Over the past two months, politicians, including the president of the United States, have called efforts to fight COVID-19 a "war." In fact, even that phrasing, "fight COVID-19," conjures up militaristic efforts to fight what the president has called "the invisible enemy."
So, if we accept that we are fighting a modern-day war against a deadly and contagious enemy, then we must develop policies to help our modern-day frontline warriors the same way we helped veterans returning from war 75 years ago. This will help veterans of the COVID-19 crisis recover from their combat and will reflect well on how we treat our battle-tested heroes.

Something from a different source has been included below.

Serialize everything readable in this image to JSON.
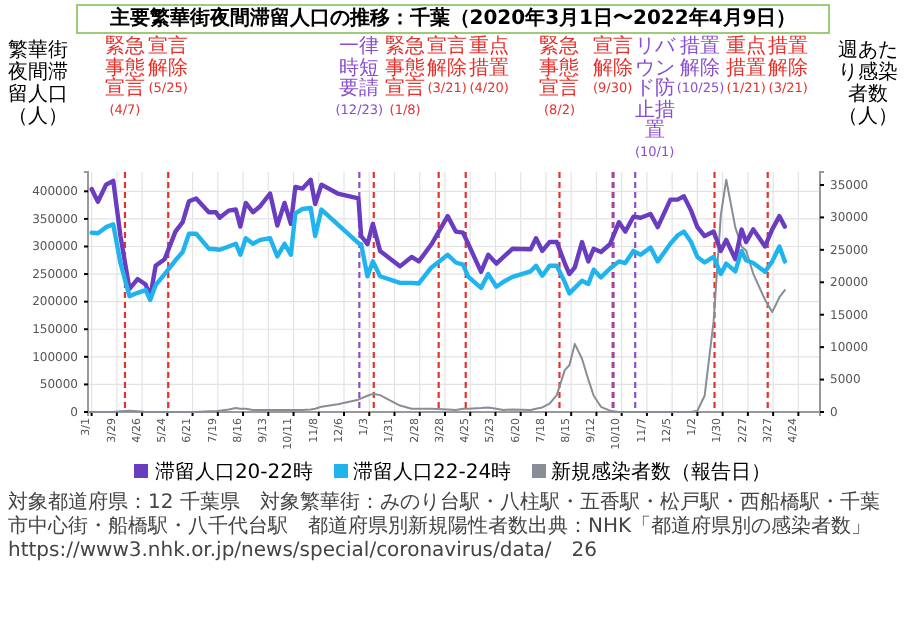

During World War II, well before final victory, the United States Congress and President Franklin D. Roosevelt began crafting what became the Servicemen's Readjustment Act of 1944, frequently called the GI Bill. The bill, intended to show great appreciation for the sacrifices of veterans and to help reintegrate them into society and civilian life, included numerous important policy provisions that helped launch our country into one of its greatest periods of economic growth.

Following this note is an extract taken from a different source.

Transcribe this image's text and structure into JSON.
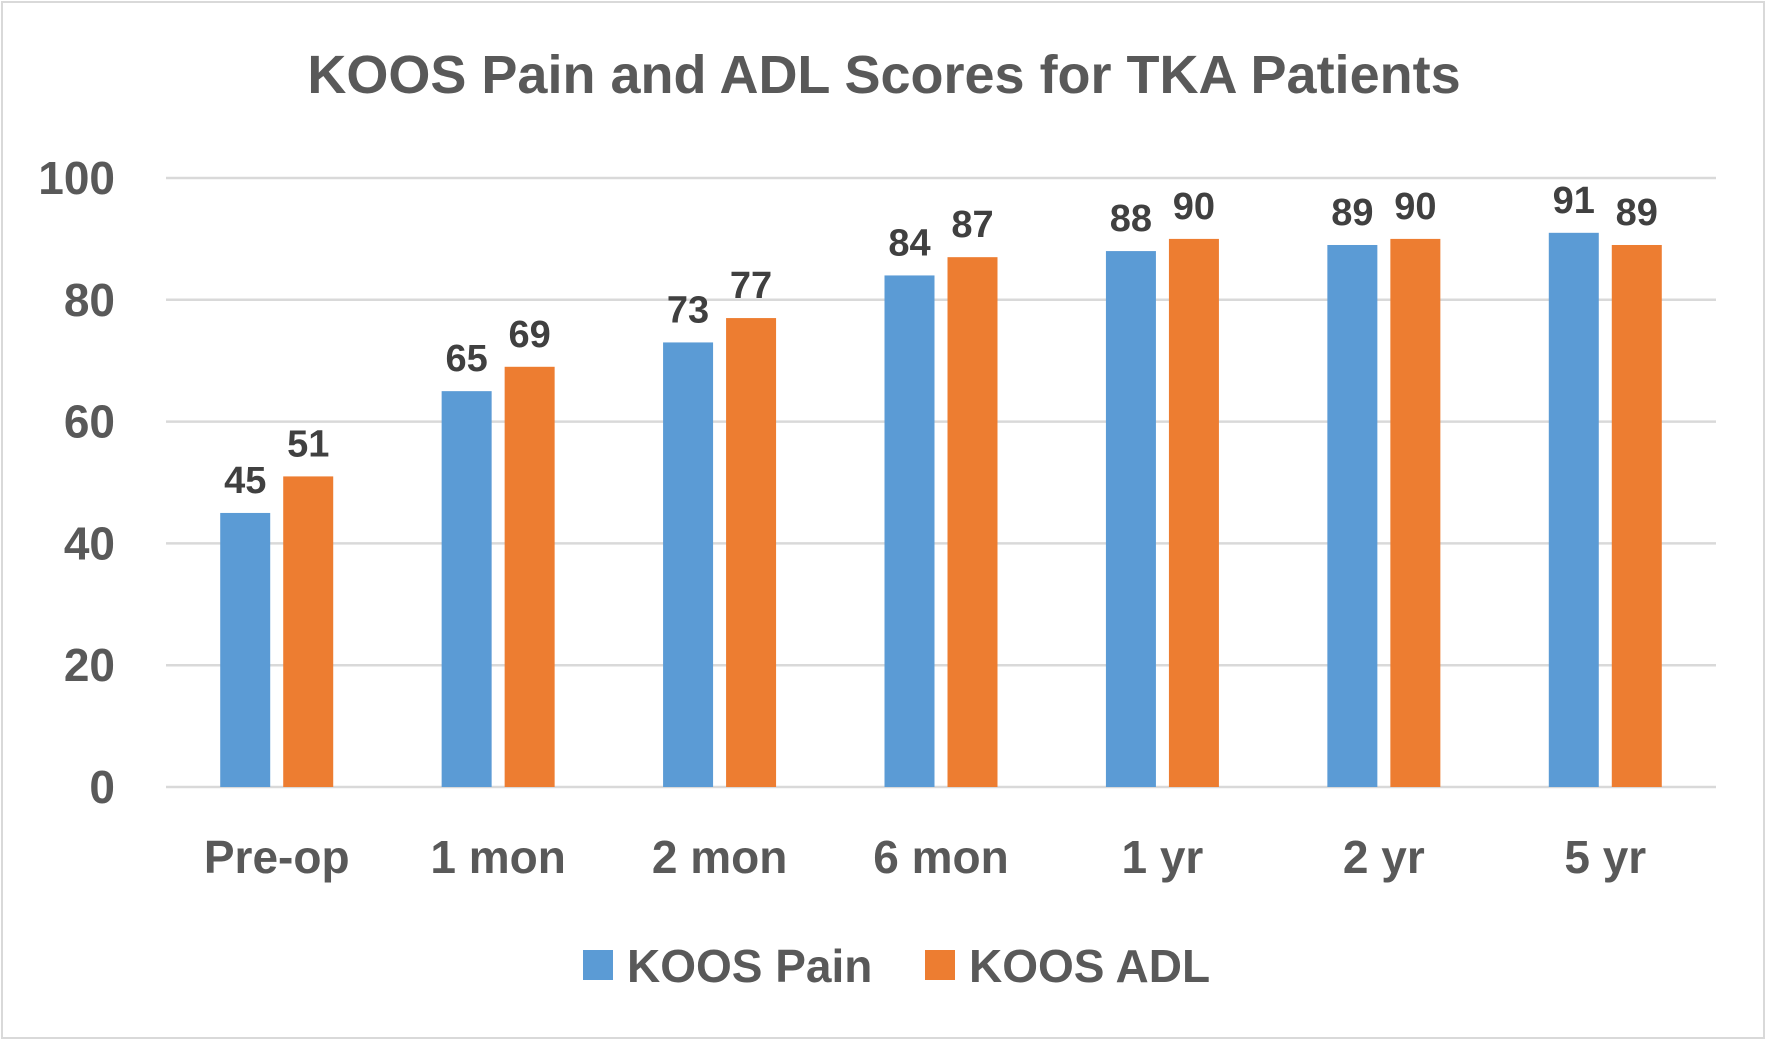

The GI Bill is not only a case study that speaks to the heart of our great country, but also offers a revealing story of important and creative policymaking.
Today, millions of essential workers labor in dangerous conditions daily, so the need to ensure they receive resources to readjust once the COVID-19 crisis is behind us is similarly grave and great. Similar legislation to the existing GI Bill would acknowledge the sacrifice of health care workers, grocery store clerks, postal workers, police officers and many others — heroes fighting for our safety during this COVID-19 pandemic.

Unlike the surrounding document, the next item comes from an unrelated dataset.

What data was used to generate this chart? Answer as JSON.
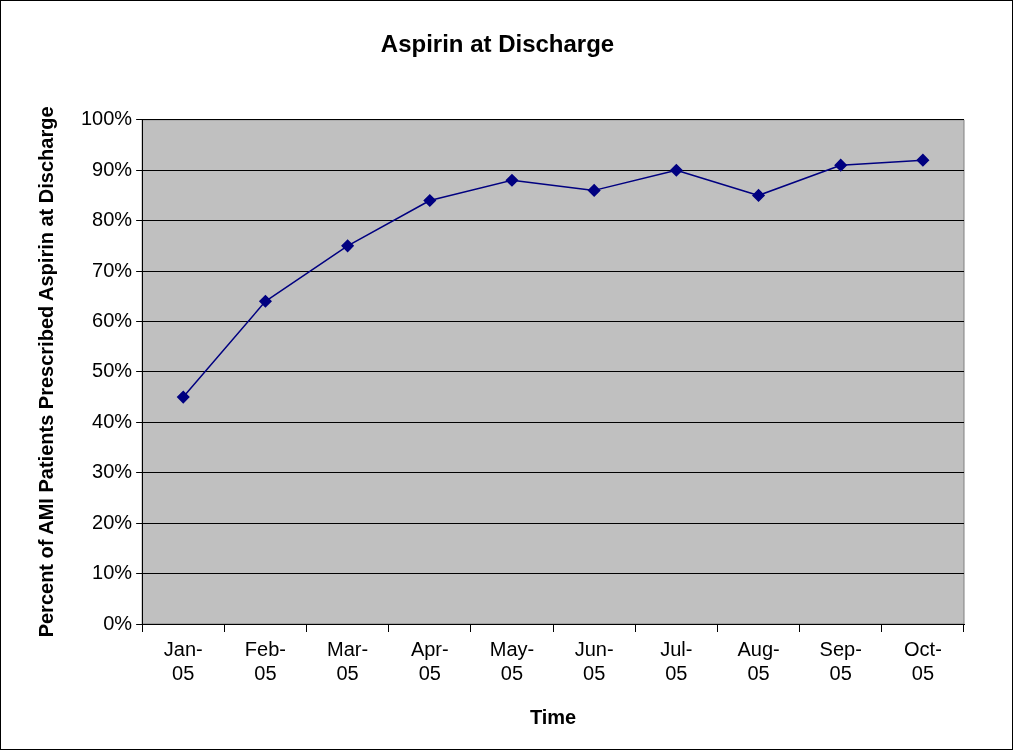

The GI Bill's nuts and bolts can also be retooled to address current heroes' needs. First, the GI Bill roundly rejected efforts to make benefits means-tested, instead extending benefits to all World War II veterans. Today, some of the workers making the greatest sacrifices — doctors and nurses among them — are professionals earning middle or upper-class incomes. When crafting our modern-day GI bill, we cannot forget about their needs, their heroic efforts and assisting their efforts to readjust after this public health crisis.
Second, the GI Bill promoted and funded education and training for returning veterans by granting stipends for tuition and expenses. Its educational provisions paid for millions of Americans to pursue post-secondary degrees and certificates — by the mid-1950s, nearly 8 million veterans received some form of postsecondary education or training.
For many essential employees, including warehouse workers for internet retailers, hospital custodial workers and food delivery personnel for restaurants, our modern-day GI Bill should offer stipends for tuition- and fee-free post-secondary education. We could even offer those in school a living stipend, a subsistence allowance, just like the original GI Bill. For other essential employees, who already invested greatly in post-secondary education, we ought to relieve them of the additional stresses of paying back hundreds of thousands of dollars in student loan debt. This provision mirrors legislation recently proposed in Congress.
Beyond the psychological and physical toll of caring for the deathly ill and seeing patients suffer alone, doctors and nurses are hurting financially. Inequality works its way well up into the ranks of young doctors who had to take out substantial medical school loans, which they accumulate in personal sacrifice to serve us in this time of need. We have an ethical obligation to forgive the student debt of the many clinicians, including doctors, nurses and technicians, who face death, day after day, treating COVID-19 patients. Doing so would promote and support their continued efforts to serve our country.
Third, the GI Bill provided unemployment compensation to returning veterans up to a whole year. This benefit, aptly named a readjustment allowance, directly served the GI Bill's readjustment goals. In the near future, once the number of COVID-19 cases begins to subside, thousands of currently employed essential workers will join the millions already relying on unemployment insurance. We should extend current generous unemployment benefits to workers who are currently on the frontlines, protecting them against the economic hardship they will face if they lose their jobs later on.
Fourth, the GI Bill offered low interest-rate mortgages to veterans to purchase a home, business or farm, which helped fund the development of the suburbs and middle class that epitomized the mid-century United States. Today, we should offer a similar program for our essential workers. Politicians concerned about COVID-19's economic damage — in addition to its public health carnage — should be enthusiastic about stimulating the economy, supporting our heroes' efforts to move into a home of their own, and helping them build a small business.
Fifth, the GI Bill built hospitals to meet the health care needs of returning veterans. Today's COVID-19 crisis has revealed a number of holes in our nation's health care system and disaster preparedness. The modern-day GI Bill could help plug those holes, building up our capacity to respond to future crises. In addition, we must prepare our health care system to provide the psychological care that millions of essential workers will undoubtedly need to cope with post-traumatic stress.
Looking back on our historical efforts to respond to crises provides useful lessons for determining how to proceed in the midst of this one. One of our country's most successful policies (though with troubling racial inequity), the GI Bill should be the standard we use to measure our success in responding to our current war.
Like Roosevelt and Congress during WWII, we must act today to protect those currently working so hard to protect us.
Michah W. Rothbart is an assistant professor of Public Administration and International Affairs in the Maxwell School of Citizenship and Public Affairs at Syracuse University.